Dasha adalah seorang perempuan pekerja keras berkat kerja kerasnya sekarang dia naik jabatan sebagai manajer operasional di sebuah perusahaan. Setiap pagi dia tiba di kantor lebih awal dari kebanyakan rekan kerjanya. Dengan secangkir kopi hitam di tangan, Dasha membuka laptopnya dan mulai memeriksa email serta laporan harian yang dikirimkan oleh timnya.
Pukul 09.00, Dasha biasanya mengadakan rapat pagi singkat dengan timnya. Dalam rapat ini, ia memberikan arahan dan membahas target harian.
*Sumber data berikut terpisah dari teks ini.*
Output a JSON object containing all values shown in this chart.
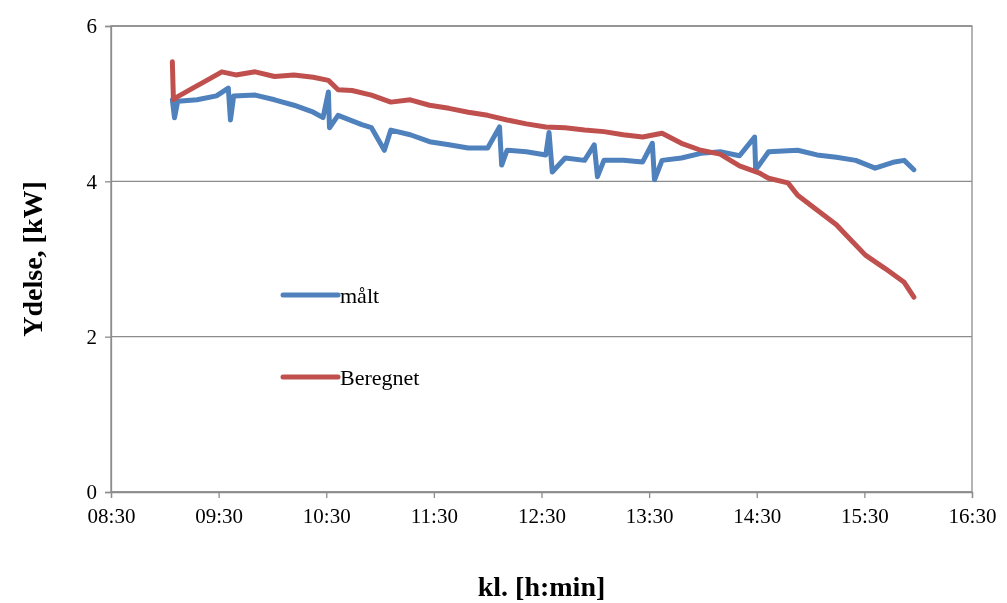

Gaya kepemimpinannya yang tegas namun penuh perhatian membuat para anggota tim merasa nyaman dan termotivasi. Dasha selalu mendengarkan masukan dari timnya, memastikan semua orang memiliki kesempatan untuk berbicara.
Di tengah hari, Dasha sering makan siang bersama rekan kerja di kantin perusahaan. Di sinilah sisi santai Dasha terlihat. Ia suka bercanda dan membahas topik-topik ringan, dari serial terbaru di layanan streaming hingga rekomendasi tempat makan enak di kota.
Setelah makan siang, Dasha kembali fokus pada pekerjaannya. Ia sering mengadakan pertemuan dengan klien atau tim pengembang untuk memastikan proyek berjalan sesuai jadwal. Kadang, ia harus mengatasi situasi mendesak yang membutuhkan solusi cepat. Meskipun begitu, Dasha jarang terlihat panik. Ia dikenal sebagai seseorang yang mampu berpikir jernih di bawah tekanan.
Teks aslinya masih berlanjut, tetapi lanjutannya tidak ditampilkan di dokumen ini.